Activision has unveiled the newest chapter of the Zombies narrative that has been running in the Call of Duty franchise since the first Black Ops game.

Part of this year's upcoming launch, Cold War, Zombies is getting rebooted. Sort of. It's always complicated with time travel stories. The mode is joining a narrative driven campaign and complete multiplayer mode, making Cold War a truly content-rich package.

While in many ways a new beginning for the Zombies series, the mode will be familiar to players who have been fans of the supernatural co-op subline that's been running alongside the main Call of Duty games for a decade now. You're still teaming up with your mates to fend off hordes of undead and there will be a lot of familiar plot points present, but this new chapter is exploiting the time travel present in the series to softly reboot everything.
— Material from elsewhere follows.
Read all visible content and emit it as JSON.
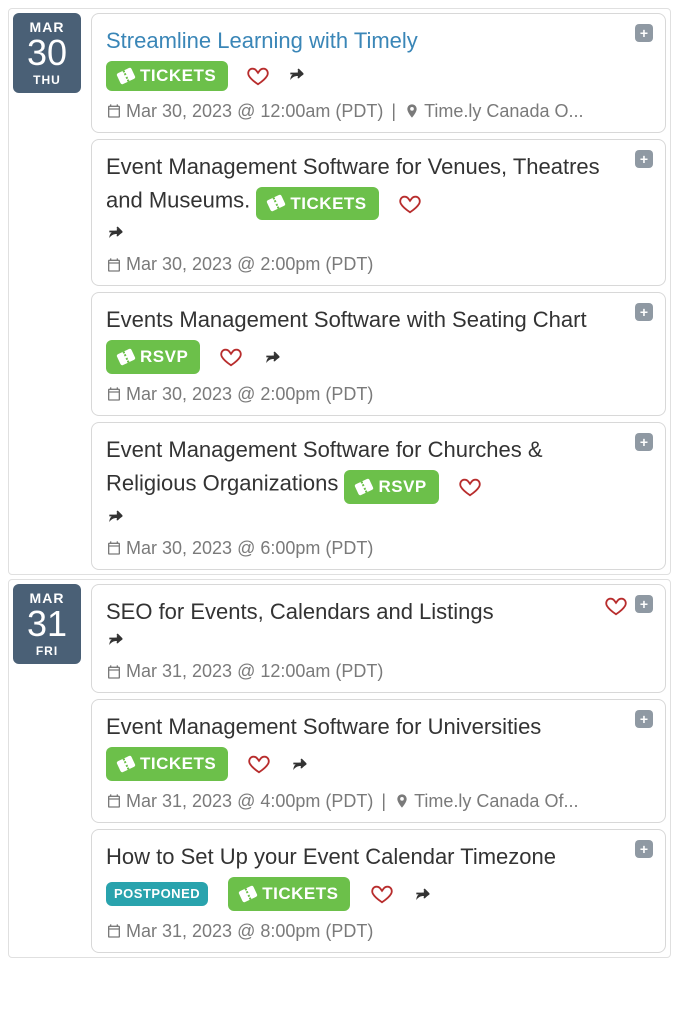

Some characters will return from the previous Zombies canon and there will be familiar locations and maps, but the convoluted plotline is out the window.

There were already two separate-ish plotlines, and Cold War takes the original as its basis. Two opposing special forces squads are sent by their respective nations - the USA and the USSR, in this case - to explore a clandestine WWII bunker that has been sealed up since the war with rumors of a cache of invaluable military secrets and answers to unexplained phenomena that could be harnessed for a tactical advantage.

Activision has described the first map of the new Zombies campaign, called Die Machine, as more than just a little similar to the very first Zombies map players ever experienced, Nacht der Untoten. The German name implies that the Nazi obsession with the occult is once again a key element of the storyline.